I am of two minds about the handling of witchcraft here. on the one hand, many aspects of the novel are closely aligned with neopagan ideas about witch-cults and “pagan” survivals in folk practice (the witches are, of course, the titular “first school”). I do think it stands out somewhat, though, by virtue of its framing: at long last we have returned to the tension that was introduced in the first book and then basically abandoned, between the “scientific” magic that Ropa has been studying and the “folk” magic that her grandmother wanted to teach her. the novel avoids some of the excesses of witch-cult narratives first by refusing to frame this conflict as one between evil Christianity and good paganism — two of the witches are Catholic nuns, among other things. rather, the conflict here is between the crude scientism and institutionalization of “scientific magic” and the myriad practices it denigrates as (mere) “witchcraft” or simply as superstition and probably dangerous. crucially, while Ropa draws heavily on (literally) the magic of her ancestors, through her gift for necromancy, she nonetheless affirms that she finds aspects of scientific magic useful for understanding what she’s doing and how she’s doing it — just not its reliance on the “imitation” of ancient Greek tradition. here, at least, there is some possibility of reconciliation.

this partial reconciliation is one of method only, however: the institutions of scientific magic are as indefensible as the rest of Scottish nationalism.
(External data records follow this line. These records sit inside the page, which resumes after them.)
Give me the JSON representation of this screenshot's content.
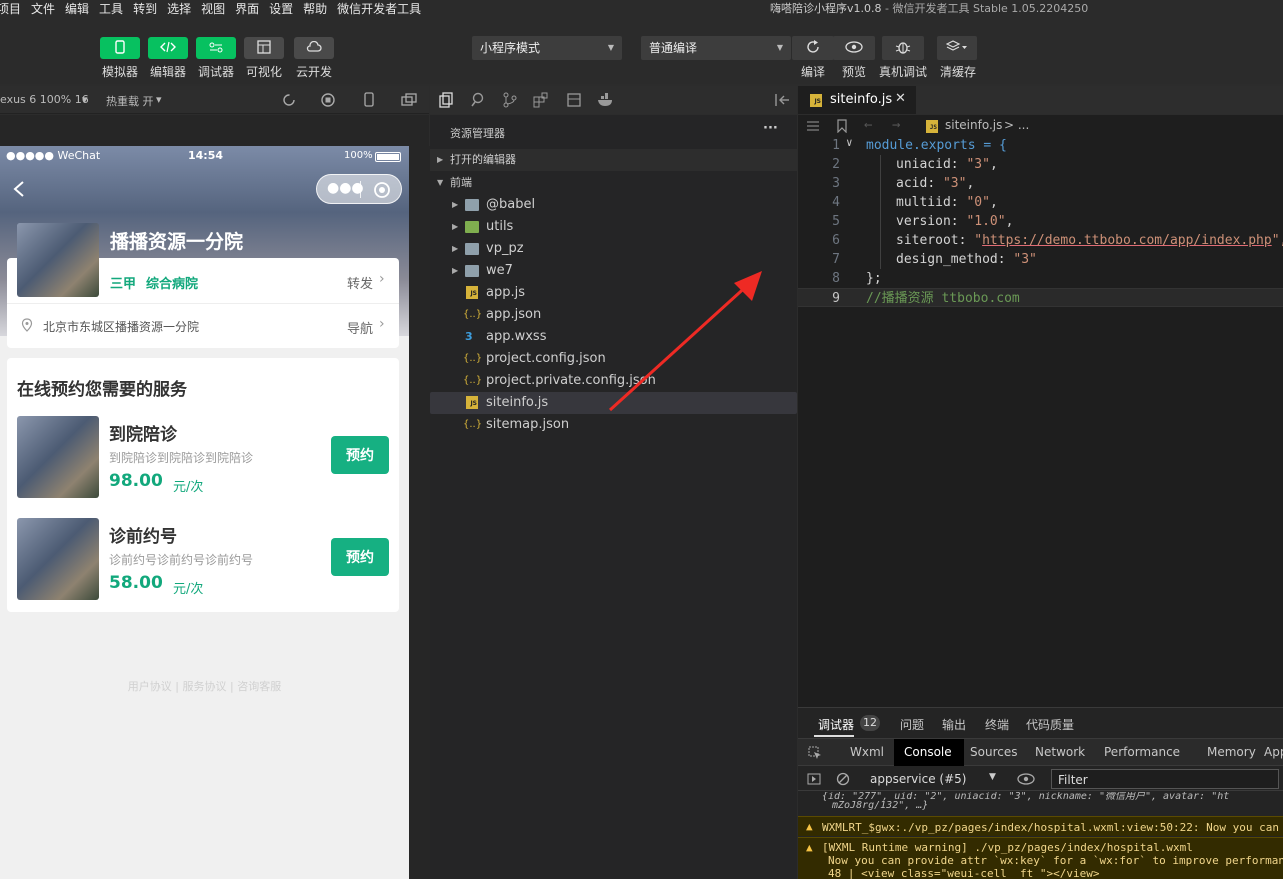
{
  "menu": [
    "项目",
    "文件",
    "编辑",
    "工具",
    "转到",
    "选择",
    "视图",
    "界面",
    "设置",
    "帮助",
    "微信开发者工具"
  ],
  "window_title": {
    "app": "嗨嗒陪诊小程序v1.0.8",
    "rest": " - 微信开发者工具 Stable 1.05.2204250"
  },
  "toolbar": {
    "left_buttons": [
      {
        "label": "模拟器",
        "icon": "phone-icon",
        "active": true
      },
      {
        "label": "编辑器",
        "icon": "code-icon",
        "active": true
      },
      {
        "label": "调试器",
        "icon": "debug-toggle-icon",
        "active": true
      },
      {
        "label": "可视化",
        "icon": "layout-icon",
        "active": false
      },
      {
        "label": "云开发",
        "icon": "cloud-icon",
        "active": false
      }
    ],
    "mode_select": "小程序模式",
    "compile_select": "普通编译",
    "right_buttons": [
      {
        "label": "编译",
        "icon": "refresh-icon"
      },
      {
        "label": "预览",
        "icon": "eye-icon"
      },
      {
        "label": "真机调试",
        "icon": "bug-icon"
      },
      {
        "label": "清缓存",
        "icon": "layers-icon"
      }
    ]
  },
  "simulator_bar": {
    "device": "exus 6 100% 16",
    "hot_reload": "热重载 开"
  },
  "phone": {
    "status": {
      "carrier": "●●●●● WeChat",
      "time": "14:54",
      "battery": "100%"
    },
    "hospital_name": "播播资源一分院",
    "level": "三甲",
    "type": "综合病院",
    "share": "转发",
    "address": "北京市东城区播播资源一分院",
    "navigate": "导航",
    "section_title": "在线预约您需要的服务",
    "services": [
      {
        "name": "到院陪诊",
        "desc": "到院陪诊到院陪诊到院陪诊",
        "price": "98.00",
        "unit": "元/次",
        "button": "预约"
      },
      {
        "name": "诊前约号",
        "desc": "诊前约号诊前约号诊前约号",
        "price": "58.00",
        "unit": "元/次",
        "button": "预约"
      }
    ],
    "footer": "用户协议 | 服务协议 | 咨询客服"
  },
  "explorer": {
    "title": "资源管理器",
    "more": "···",
    "open_editors": "打开的编辑器",
    "project": "前端",
    "items": [
      {
        "name": "@babel",
        "kind": "folder"
      },
      {
        "name": "utils",
        "kind": "folder"
      },
      {
        "name": "vp_pz",
        "kind": "folder"
      },
      {
        "name": "we7",
        "kind": "folder"
      },
      {
        "name": "app.js",
        "kind": "js"
      },
      {
        "name": "app.json",
        "kind": "json"
      },
      {
        "name": "app.wxss",
        "kind": "css"
      },
      {
        "name": "project.config.json",
        "kind": "json"
      },
      {
        "name": "project.private.config.json",
        "kind": "json"
      },
      {
        "name": "siteinfo.js",
        "kind": "js",
        "selected": true
      },
      {
        "name": "sitemap.json",
        "kind": "json"
      }
    ]
  },
  "editor": {
    "tab": "siteinfo.js",
    "breadcrumb": "siteinfo.js",
    "breadcrumb_more": "> ...",
    "line_numbers": [
      "1",
      "2",
      "3",
      "4",
      "5",
      "6",
      "7",
      "8",
      "9"
    ],
    "fields": [
      {
        "key": "uniacid",
        "value": "\"3\""
      },
      {
        "key": "acid",
        "value": "\"3\""
      },
      {
        "key": "multiid",
        "value": "\"0\""
      },
      {
        "key": "version",
        "value": "\"1.0\""
      },
      {
        "key": "siteroot",
        "value": "https://demo.ttbobo.com/app/index.php"
      },
      {
        "key": "design_method",
        "value": "\"3\""
      }
    ],
    "line1": "module.exports = {",
    "line8": "};",
    "comment": "//播播资源 ttbobo.com"
  },
  "devtools": {
    "top_tabs": [
      "调试器",
      "问题",
      "输出",
      "终端",
      "代码质量"
    ],
    "badge": "12",
    "panel_tabs": [
      "Wxml",
      "Console",
      "Sources",
      "Network",
      "Performance",
      "Memory",
      "App"
    ],
    "active_panel": "Console",
    "context": "appservice (#5)",
    "filter_placeholder": "Filter",
    "log_line1": "{id: \"277\", uid: \"2\", uniacid: \"3\", nickname: \"微信用户\", avatar: \"ht",
    "log_line2": "mZoJ8rg/132\", …}",
    "warn1": "WXMLRT_$gwx:./vp_pz/pages/index/hospital.wxml:view:50:22: Now you can",
    "warn2_a": "[WXML Runtime warning] ./vp_pz/pages/index/hospital.wxml",
    "warn2_b": "Now you can provide attr `wx:key` for a `wx:for` to improve performan",
    "warn2_c": " 48 |                       <view class=\"weui-cell__ft \"></view>"
  }
}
so much for the novel’s politics. unfortunately, I think this is probably the second-weakest aesthetically, for a few main reasons. one is that the foreshadowing is simply too heavy-handed: at one point within about one sentence of the beginning of a particular interaction it was clear where it was going, but Ropa belabors the point for several paragraphs before it finally dawns on her what’s going on. there are a few unexpected twists, but not as many as it seemed like the novel felt it was providing, and one of them (contradicting what I thought was being foreshadowed) was a bit of a disappointment, though I’ll grand that that one might just have been me.
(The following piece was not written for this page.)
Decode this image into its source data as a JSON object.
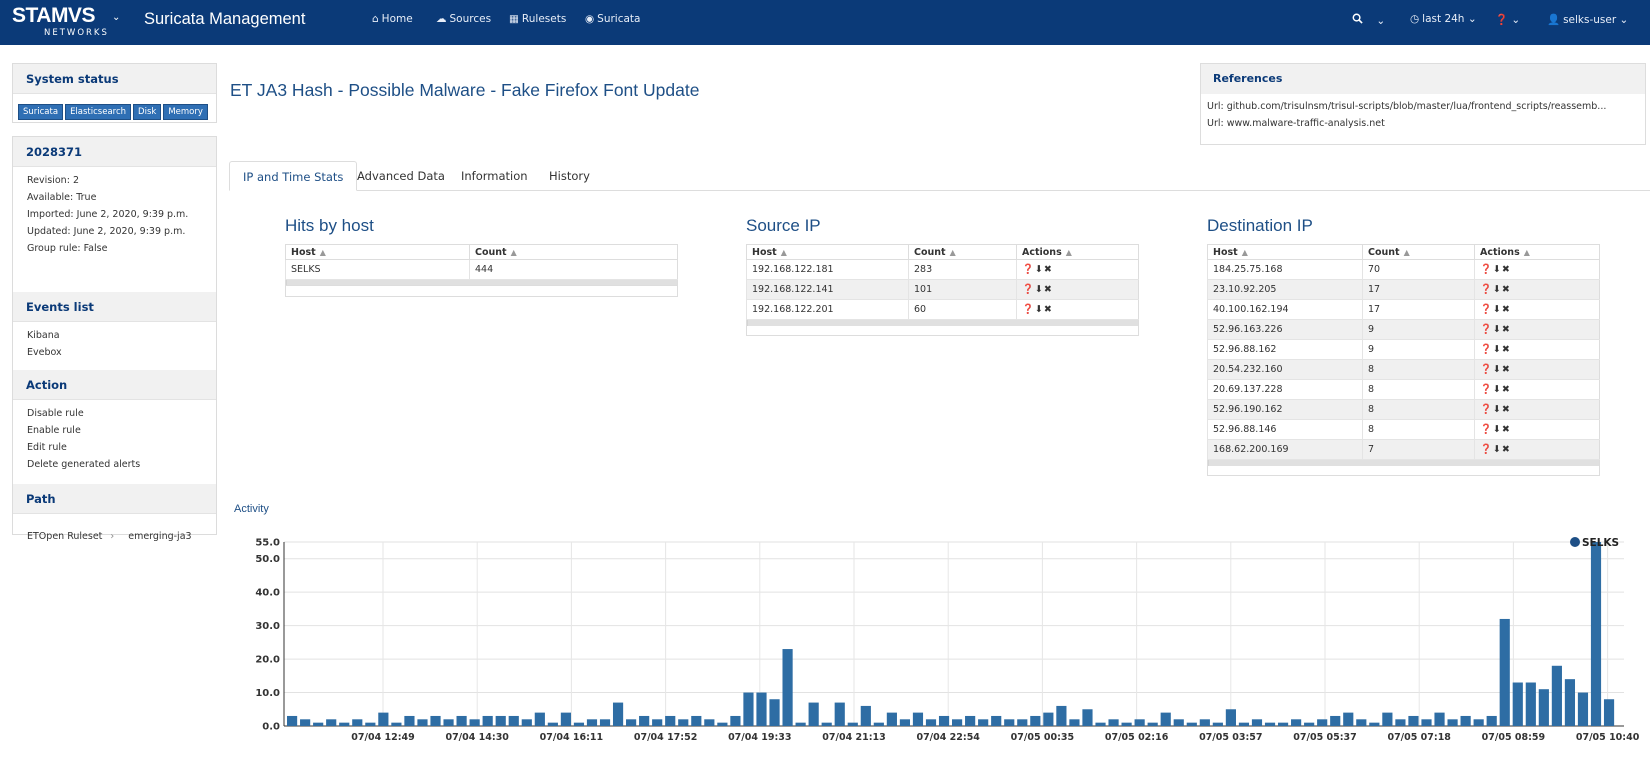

more generally, the pacing was a bit off, I think. part of this is a reflection on the series as a whole: having introduced the scientific magic / folk magic (and more specifically Shona chivanhu, though I note the term isn’t used in this book) distinction all the way back in The Library of the Dead, Huchu kind of abandoned it for the intervening three books, so he has to rush it a bit here. meanwhile, the Gathering Allies sequences ended up feeling repetitive to me — I think if there had been perhaps one fewer Big Disappointment it they would have individually landed better, but as it was, by the time Ropa was visiting the Sorcerer Royal I was a bit like, “okay, yeah, I get it, can we move on?”

nonetheless, I have really enjoyed this series — it’s not perfect, by any means, but there’s a lot to like, and Ropa’s both engaging and down-to-earth voice both sustains and grounds it. she spends a lot of this one quoting and paraphrasing Clausewitz and I love that for her. I also want to give a huge shoutout to Kimberly Mandindo, the audiobook reader. her prosody is a bit clunky, but she does a really impressive job with the range of voices, accents, and — here — languages, with both Shona- and Scots-speaking characters. the one thing I think was Gaelic left something to be desired, but I’m willing to let it slide insofar as the story is being told from Ropa’s perspective.

and, aesthetics aside, I think Huchu’s read of Scotland is worth sitting with, iterating on. what would it mean to abandon “Scotland” as a project? what else could we make instead?